I obviously meant sketchy regarding certain aspects of Christian teaching,Church Government for instance.Other than qualifications for it's leaders,that is about all we have to go on.

As for Eastern Orthodox,they reject many of the Roman Orthodox's assertions,such as papal infallibility, Mary's immaculate conception and assumption,and purgatory. Other than the Iconoclasm controversy,and their views on free-will I find them quite Orthodox.

I do find many in the Reformed position wrong for rejecting Mary as the Theotokos,even R.C. Sproul embraces this I believe,simply because it emphasises Jesus Christ as being fully God and fully Man,and dispels any notion of Him being otherwise. Nestorius wanted her referred to, as simply Christotokos,which the Third Ecumenical Council of Ephesus rejected as heresy. Because it basically says that Jesus is two Persons,with two natures.
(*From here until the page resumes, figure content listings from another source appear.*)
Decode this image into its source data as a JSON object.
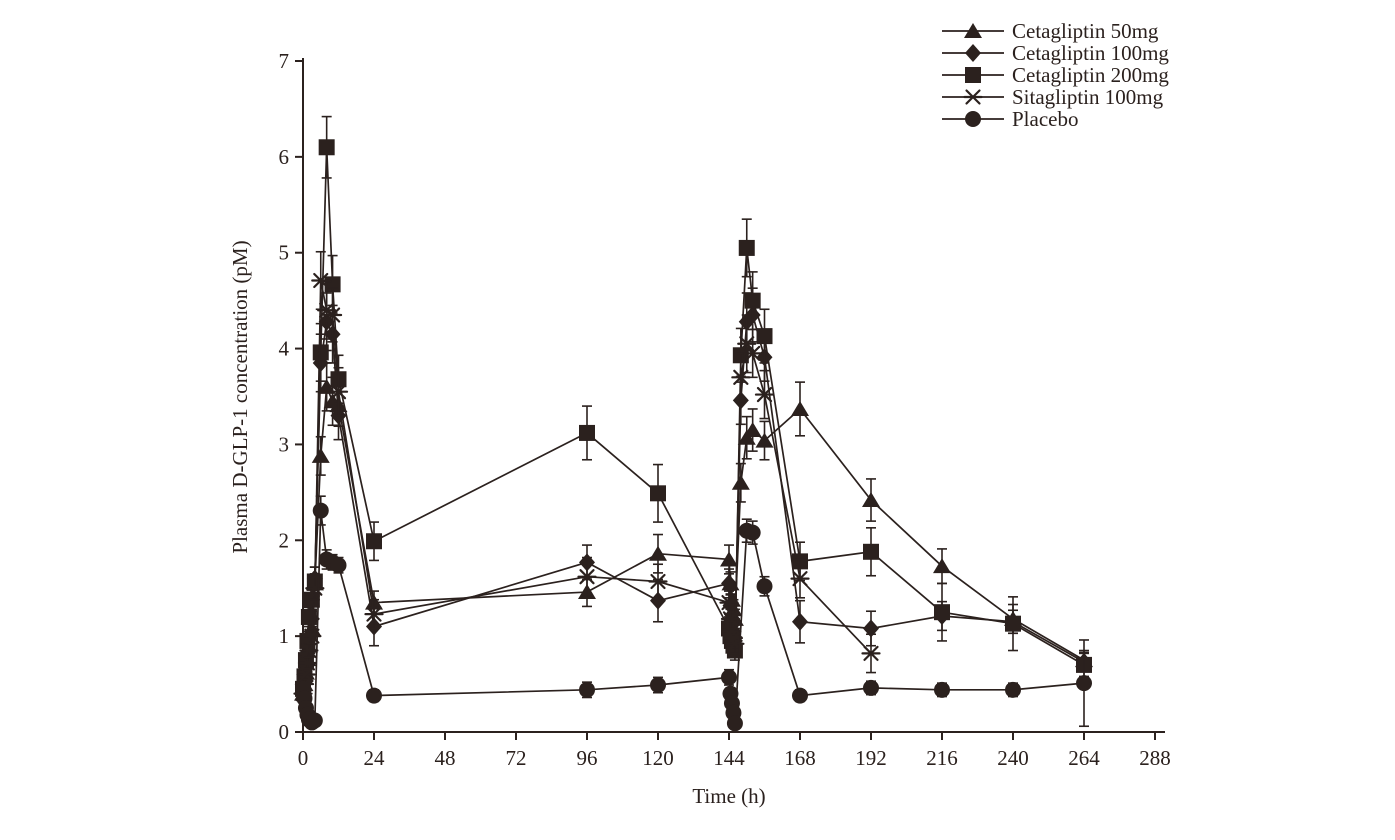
{
  "figure": {
    "background": "#ffffff",
    "ink_color": "#2b211e",
    "x_axis": {
      "label": "Time (h)",
      "min": 0,
      "max": 288,
      "tick_step": 24,
      "ticks": [
        0,
        24,
        48,
        72,
        96,
        120,
        144,
        168,
        192,
        216,
        240,
        264,
        288
      ]
    },
    "y_axis": {
      "label": "Plasma D-GLP-1 concentration (pM)",
      "min": 0,
      "max": 7,
      "tick_step": 1,
      "ticks": [
        0,
        1,
        2,
        3,
        4,
        5,
        6,
        7
      ]
    },
    "legend": {
      "position": "top-right",
      "items": [
        {
          "label": "Cetagliptin 50mg",
          "marker": "triangle"
        },
        {
          "label": "Cetagliptin 100mg",
          "marker": "diamond"
        },
        {
          "label": "Cetagliptin 200mg",
          "marker": "square"
        },
        {
          "label": "Sitagliptin 100mg",
          "marker": "star"
        },
        {
          "label": "Placebo",
          "marker": "circle"
        }
      ]
    }
  },
  "chart_data": {
    "type": "line",
    "title": "",
    "xlabel": "Time (h)",
    "ylabel": "Plasma D-GLP-1 concentration (pM)",
    "xlim": [
      0,
      288
    ],
    "ylim": [
      0,
      7
    ],
    "grid": false,
    "error_bars": true,
    "legend_position": "top-right",
    "x": [
      0,
      0.5,
      1,
      1.5,
      2,
      3,
      4,
      6,
      8,
      10,
      12,
      24,
      96,
      120,
      144,
      144.5,
      145,
      145.5,
      146,
      148,
      150,
      152,
      156,
      168,
      192,
      216,
      240,
      264
    ],
    "series": [
      {
        "name": "Cetagliptin 50mg",
        "marker": "triangle",
        "values": [
          0.4,
          0.5,
          0.62,
          0.76,
          0.9,
          1.08,
          1.55,
          2.88,
          3.6,
          3.45,
          3.41,
          1.35,
          1.46,
          1.86,
          1.8,
          1.55,
          1.38,
          1.28,
          1.18,
          2.6,
          3.07,
          3.15,
          3.04,
          3.37,
          2.42,
          1.73,
          1.18,
          0.75
        ],
        "errors": [
          0.05,
          0.05,
          0.06,
          0.06,
          0.07,
          0.08,
          0.1,
          0.2,
          0.25,
          0.25,
          0.22,
          0.12,
          0.15,
          0.2,
          0.15,
          0.12,
          0.1,
          0.1,
          0.1,
          0.2,
          0.22,
          0.22,
          0.2,
          0.28,
          0.22,
          0.18,
          0.15,
          0.1
        ]
      },
      {
        "name": "Cetagliptin 100mg",
        "marker": "diamond",
        "values": [
          0.42,
          0.54,
          0.68,
          0.82,
          0.98,
          1.18,
          1.6,
          3.85,
          4.28,
          4.15,
          3.3,
          1.1,
          1.77,
          1.37,
          1.55,
          1.32,
          1.18,
          1.05,
          0.95,
          3.46,
          4.28,
          4.35,
          3.91,
          1.15,
          1.08,
          1.21,
          1.15,
          0.73
        ],
        "errors": [
          0.05,
          0.05,
          0.06,
          0.06,
          0.07,
          0.08,
          0.12,
          0.3,
          0.3,
          0.3,
          0.25,
          0.2,
          0.18,
          0.22,
          0.15,
          0.12,
          0.1,
          0.1,
          0.1,
          0.25,
          0.3,
          0.28,
          0.25,
          0.22,
          0.18,
          0.15,
          0.12,
          0.1
        ]
      },
      {
        "name": "Cetagliptin 200mg",
        "marker": "square",
        "values": [
          0.45,
          0.58,
          0.75,
          0.95,
          1.2,
          1.38,
          1.57,
          3.96,
          6.1,
          4.67,
          3.68,
          1.99,
          3.12,
          2.49,
          1.08,
          1.0,
          0.95,
          0.9,
          0.85,
          3.93,
          5.05,
          4.5,
          4.13,
          1.78,
          1.88,
          1.25,
          1.13,
          0.7
        ],
        "errors": [
          0.05,
          0.05,
          0.06,
          0.08,
          0.1,
          0.1,
          0.15,
          0.3,
          0.32,
          0.3,
          0.25,
          0.2,
          0.28,
          0.3,
          0.12,
          0.1,
          0.1,
          0.1,
          0.1,
          0.28,
          0.3,
          0.3,
          0.28,
          0.2,
          0.25,
          0.3,
          0.28,
          0.12
        ]
      },
      {
        "name": "Sitagliptin 100mg",
        "marker": "star",
        "values": [
          0.4,
          0.5,
          0.6,
          0.72,
          0.85,
          1.0,
          1.5,
          4.71,
          4.4,
          4.35,
          3.55,
          1.23,
          1.62,
          1.57,
          1.35,
          1.18,
          1.05,
          0.98,
          0.92,
          3.7,
          4.05,
          3.95,
          3.52,
          1.6,
          0.82,
          null,
          null,
          null
        ],
        "errors": [
          0.05,
          0.05,
          0.05,
          0.06,
          0.07,
          0.08,
          0.12,
          0.3,
          0.3,
          0.28,
          0.25,
          0.15,
          0.2,
          0.18,
          0.12,
          0.1,
          0.1,
          0.1,
          0.1,
          0.25,
          0.3,
          0.25,
          0.25,
          0.2,
          0.2,
          null,
          null,
          null
        ]
      },
      {
        "name": "Placebo",
        "marker": "circle",
        "values": [
          0.45,
          0.35,
          0.25,
          0.18,
          0.13,
          0.1,
          0.12,
          2.31,
          1.8,
          1.77,
          1.74,
          0.38,
          0.44,
          0.49,
          0.57,
          0.4,
          0.3,
          0.2,
          0.09,
          null,
          2.1,
          2.08,
          1.52,
          0.38,
          0.46,
          0.44,
          0.44,
          0.51
        ],
        "errors": [
          0.05,
          0.04,
          0.04,
          0.04,
          0.04,
          0.04,
          0.04,
          0.15,
          0.1,
          0.08,
          0.08,
          0.06,
          0.08,
          0.08,
          0.08,
          0.06,
          0.05,
          0.05,
          0.04,
          null,
          0.12,
          0.12,
          0.1,
          0.06,
          0.07,
          0.07,
          0.07,
          0.45
        ]
      }
    ]
  }
}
[Edited on 9-6-2005 by Denny]

[Edited on 9-6-2005 by Denny]


----------



## LadyFlynt (Sep 6, 2005)

I'll have to reover the last two posts later. And the brochure. I can say that conversion is NOT a painful process. MIL converted to Greek Orthodoxy awhile back and stayed for 5yrs. Even though she's since removed her membership and has moved to another state (and another church-anabaptist this time), she still comes every Labor Day for Greek Fest to dance with her friends. (okay, maybe THAT'S the painful part...they do tend to dance till their feet about fall off!)


----------



## Scott (Sep 6, 2005)

As in Roman Catholicism, there are a variety of views of tradition in the EO world. Some hold to the 2-source theory (i.e. revelation has been transmitted in two sources - written and oral). Others hold to what amounts to more of an interpretative tradition. The mind of the Church interprets the scriptures and these interpretations are the right ones. SOrt of like the way a court might interpret the constitution, except that the church, when acting universally, does not err as do our courts. Here is an article: On Church and Tradition. It is by Georges Florovsky, who is one of the most respected EO theologians of the 20th century. You will note that he even criticizes the 2-source view.


----------



## Scott (Sep 6, 2005)

"And highlighted more prominant conversions of people such as Peter Gillquist,who once was head of Campus Crusade for Christ,and of course in another article in the same paper , highlighted Franky Schaeffer,Francis Schaeffer's son,converted to Orthodoxy a few years back,so I think it is not quite as rare as you may think it is."

Schaeffer and Gilquist always come up. They are something of celebrities in EO circles. Yet they are still pretty minor and their conversions have not produced much of a wave of new converts. The fact that year after years these are the main guys mentioned is telling. 

In fact, Schaeffer is openly critical of a host of problems in EO: The Seduction of Orthodoxy. The ironic thing is that EO has some of the same problems that led him to search for an alternative to evangelicalism. In his conversion story he relates one reason that caused him to leave was the lukewarm nature of evangelicals. Well, he finds that EO suffers the same problems (often they are ethnic social clubs with little spirituality). For a book-length version of Schaeffer's criticisms , see his Letters to Father Aristotle. 

[Edited on 9-6-2005 by Scott]


----------



## Scott (Sep 6, 2005)

Denny' article is interesting. A couple of the more interesting facts:

> About 80 percent of its converts come from evangelical and charismatic backgrounds, 20 percent from mainline denominations. 

> About 78 percent of clergy in the Antiochian Church are converts, up from 10 to 15 percent 25 years ago. Nearly half of the students in America's two largest Orthodox seminaries are converts. 

> "Conversion to Orthodoxy often begins with an intellectual quest, Mr. Shinn said."

On the third point, I have heard allot of EO conversion stories and this does seem to be a common element. This is an interesting contrast to evangelicalism. People often convert to evangelicalism from unbelief or liberal Christianity and do so for reasons that this offer meaning to life, the zeal of the adherents, etc. In spite of apologetic efforts, it seem rare for people to become evangelical for intellectual reasons.

[Edited on 9-6-2005 by Scott]


----------